The stories of Ethan Gutmann, Falun Gong practitioners, and Enver Tohti are easily relatable to an American television viewing audience because they are familiar archetypes—the hard-charging, truth-seeking, skeptical journalist, the human rights lawyer, the victims of a brutal persecution, and “Doctor Zero,” the first surgeon they could find who engaged in the practice, Ken Stone explained in a video interview of the producers.

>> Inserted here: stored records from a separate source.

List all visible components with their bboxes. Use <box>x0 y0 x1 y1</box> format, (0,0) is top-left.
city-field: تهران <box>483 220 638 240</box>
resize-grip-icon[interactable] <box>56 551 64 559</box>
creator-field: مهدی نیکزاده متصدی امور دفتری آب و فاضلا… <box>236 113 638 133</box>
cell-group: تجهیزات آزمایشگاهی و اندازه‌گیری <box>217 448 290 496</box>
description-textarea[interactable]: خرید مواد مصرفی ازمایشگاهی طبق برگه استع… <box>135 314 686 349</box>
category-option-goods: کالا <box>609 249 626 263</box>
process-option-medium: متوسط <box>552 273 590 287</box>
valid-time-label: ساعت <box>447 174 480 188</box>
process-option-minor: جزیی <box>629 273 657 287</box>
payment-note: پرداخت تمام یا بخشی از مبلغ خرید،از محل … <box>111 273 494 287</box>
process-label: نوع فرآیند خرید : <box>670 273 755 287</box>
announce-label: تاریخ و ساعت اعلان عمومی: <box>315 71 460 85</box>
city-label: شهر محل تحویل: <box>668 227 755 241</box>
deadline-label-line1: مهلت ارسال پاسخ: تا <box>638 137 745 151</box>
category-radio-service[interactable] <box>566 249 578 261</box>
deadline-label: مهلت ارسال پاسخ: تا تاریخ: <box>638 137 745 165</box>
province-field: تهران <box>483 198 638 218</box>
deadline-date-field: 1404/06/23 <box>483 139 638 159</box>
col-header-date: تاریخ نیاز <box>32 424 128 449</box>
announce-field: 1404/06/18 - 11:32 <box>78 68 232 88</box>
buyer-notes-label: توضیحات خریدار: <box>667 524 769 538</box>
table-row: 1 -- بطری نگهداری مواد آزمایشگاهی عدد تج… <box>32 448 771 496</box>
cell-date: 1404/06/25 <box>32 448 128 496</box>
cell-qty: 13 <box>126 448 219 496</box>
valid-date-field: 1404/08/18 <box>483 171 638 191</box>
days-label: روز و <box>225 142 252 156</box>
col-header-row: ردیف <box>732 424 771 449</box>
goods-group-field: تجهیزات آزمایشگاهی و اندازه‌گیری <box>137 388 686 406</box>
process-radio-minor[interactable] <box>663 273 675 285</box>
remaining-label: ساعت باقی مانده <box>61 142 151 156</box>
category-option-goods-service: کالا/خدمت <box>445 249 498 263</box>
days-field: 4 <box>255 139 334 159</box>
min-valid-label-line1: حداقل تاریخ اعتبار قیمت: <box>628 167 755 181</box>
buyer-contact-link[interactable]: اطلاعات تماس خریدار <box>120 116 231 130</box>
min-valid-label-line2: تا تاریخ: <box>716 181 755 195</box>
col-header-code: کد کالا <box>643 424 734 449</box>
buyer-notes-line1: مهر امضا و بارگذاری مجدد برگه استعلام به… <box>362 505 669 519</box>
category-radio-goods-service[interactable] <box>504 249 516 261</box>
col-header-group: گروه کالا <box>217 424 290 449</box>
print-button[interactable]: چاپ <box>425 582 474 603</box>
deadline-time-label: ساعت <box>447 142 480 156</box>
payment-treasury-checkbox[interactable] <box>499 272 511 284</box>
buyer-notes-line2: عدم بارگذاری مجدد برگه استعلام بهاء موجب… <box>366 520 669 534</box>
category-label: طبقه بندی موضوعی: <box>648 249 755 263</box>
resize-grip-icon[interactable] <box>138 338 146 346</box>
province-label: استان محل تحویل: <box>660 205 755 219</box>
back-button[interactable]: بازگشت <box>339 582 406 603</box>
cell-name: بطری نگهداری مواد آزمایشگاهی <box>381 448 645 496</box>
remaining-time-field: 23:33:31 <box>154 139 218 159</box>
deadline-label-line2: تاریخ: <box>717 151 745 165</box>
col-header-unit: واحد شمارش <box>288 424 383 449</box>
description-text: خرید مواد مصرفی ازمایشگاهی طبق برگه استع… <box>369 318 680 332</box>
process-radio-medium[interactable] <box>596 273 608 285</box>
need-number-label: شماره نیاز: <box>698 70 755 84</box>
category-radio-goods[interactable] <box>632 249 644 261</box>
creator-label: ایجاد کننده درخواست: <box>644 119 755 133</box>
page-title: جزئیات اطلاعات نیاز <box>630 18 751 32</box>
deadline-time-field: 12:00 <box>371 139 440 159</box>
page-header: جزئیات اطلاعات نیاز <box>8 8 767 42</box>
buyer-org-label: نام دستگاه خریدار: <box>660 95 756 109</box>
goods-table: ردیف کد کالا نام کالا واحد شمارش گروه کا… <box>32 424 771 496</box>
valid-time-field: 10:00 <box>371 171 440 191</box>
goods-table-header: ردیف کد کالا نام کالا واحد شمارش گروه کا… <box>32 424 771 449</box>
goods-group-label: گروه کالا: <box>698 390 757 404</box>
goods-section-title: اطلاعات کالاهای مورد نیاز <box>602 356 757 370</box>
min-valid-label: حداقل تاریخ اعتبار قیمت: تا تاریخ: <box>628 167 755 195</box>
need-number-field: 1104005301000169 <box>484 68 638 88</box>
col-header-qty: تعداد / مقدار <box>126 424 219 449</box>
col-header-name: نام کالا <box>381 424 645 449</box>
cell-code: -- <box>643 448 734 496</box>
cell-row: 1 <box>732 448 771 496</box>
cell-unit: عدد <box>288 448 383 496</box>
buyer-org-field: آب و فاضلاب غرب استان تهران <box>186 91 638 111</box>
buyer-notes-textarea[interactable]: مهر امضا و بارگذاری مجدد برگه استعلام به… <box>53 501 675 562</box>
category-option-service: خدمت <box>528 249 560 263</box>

“Part of the story is Epoch Times, Ethan Gutmann’s works, David Matas, Jacob Lavee,” Stone said.
This Newspaper’s Role
Epoch Times broke the story of the forced organ harvesting from prisoners of conscience in March 2006 and has been closely following developments on the issue.
“Hard to Believe” features interviews with Stephen Gregory, the publisher of the U.S. English-language Epoch Times, an independent newspaper headquartered in New York. It also features Matthew Robertson, Epoch Times lead China reporter who was awarded the prestigious Sigma Delta Chi Award from the Society of Professional Journalists for his coverage of the organ harvesting in 2013.
“We’ve done stories about a reporter who is writing for a paper that most Americans have never heard of but who has written extensively about this, and has even been recognized by the Society of Professional Journalists,” Stone said, in a video interview conducted with the producers of the film.
“The organ harvesting story is the story of Falun Gong,” said Gregory in the documentary. “Falun Gong is the most sensitive issue for the Chinese regime. No one in the mainstream press that has offices inside China is covering it inside China.”
In an interview with Epoch Times, Gregory said: “We reported the organ harvesting allegations first and are the go-to source on the issue of organ harvesting.”
Negotiating the Bends
Like many others, director Ken Stone was skeptical of the Chinese regime’s organ crimes when he first learned of it from co-producer Irene Silber in early 2014.
After doing some research, however, Stone felt that there was a story worth telling, and decided to start production just when the World Transplant Congress was being held in San Francisco in July 2014.
Being able to attend the Congress—the largest international event in the field of organ transplantation—was a crucial step for the documentary because the producers were able to meet and interview several key persons for the film, said Kay Rubacek, producer at Swoop Films, which is involved in the distribution of the film.
During production, Rubacek was primarily involved in research and securing interviews, and helped to smooth out the production process by acting as the connection between interviewer and interviewee.
Rubacek, for example, was a troubleshooter keeping the lines of communication open between interviewees and producers for weeks, getting reluctant witnesses to agree to participate.
No small amount of work was put into crafting the documentary’s haunting, pulsing, piano-driven theme by Dafydd Cooksey.
“It’s ominous, foreboding, and there’s a tension in the knowledge being revealed,” said Cooksey, who worked on the score for 12–14 hours a day for a month to produce a score worthy of a murder mystery. “There is something happening, and here’s proof of it happening.”
Cooksey, who also recorded the on-location sound and post-production work, said that the most affecting part of the documentary was from the former surgeon Enver Tohti, who commented on the live organ harvest he participated in.
“As a surgeon, Tohti’s natural instinct is to save lives, but he was told to remove the liver and kidneys of a person who was shot but not dead,” Cooksey said. “What moved me was how years later Tohti showed remorse for doing it: he’d say a prayer for the guy at the mosque or church, or light a candle in a temple.”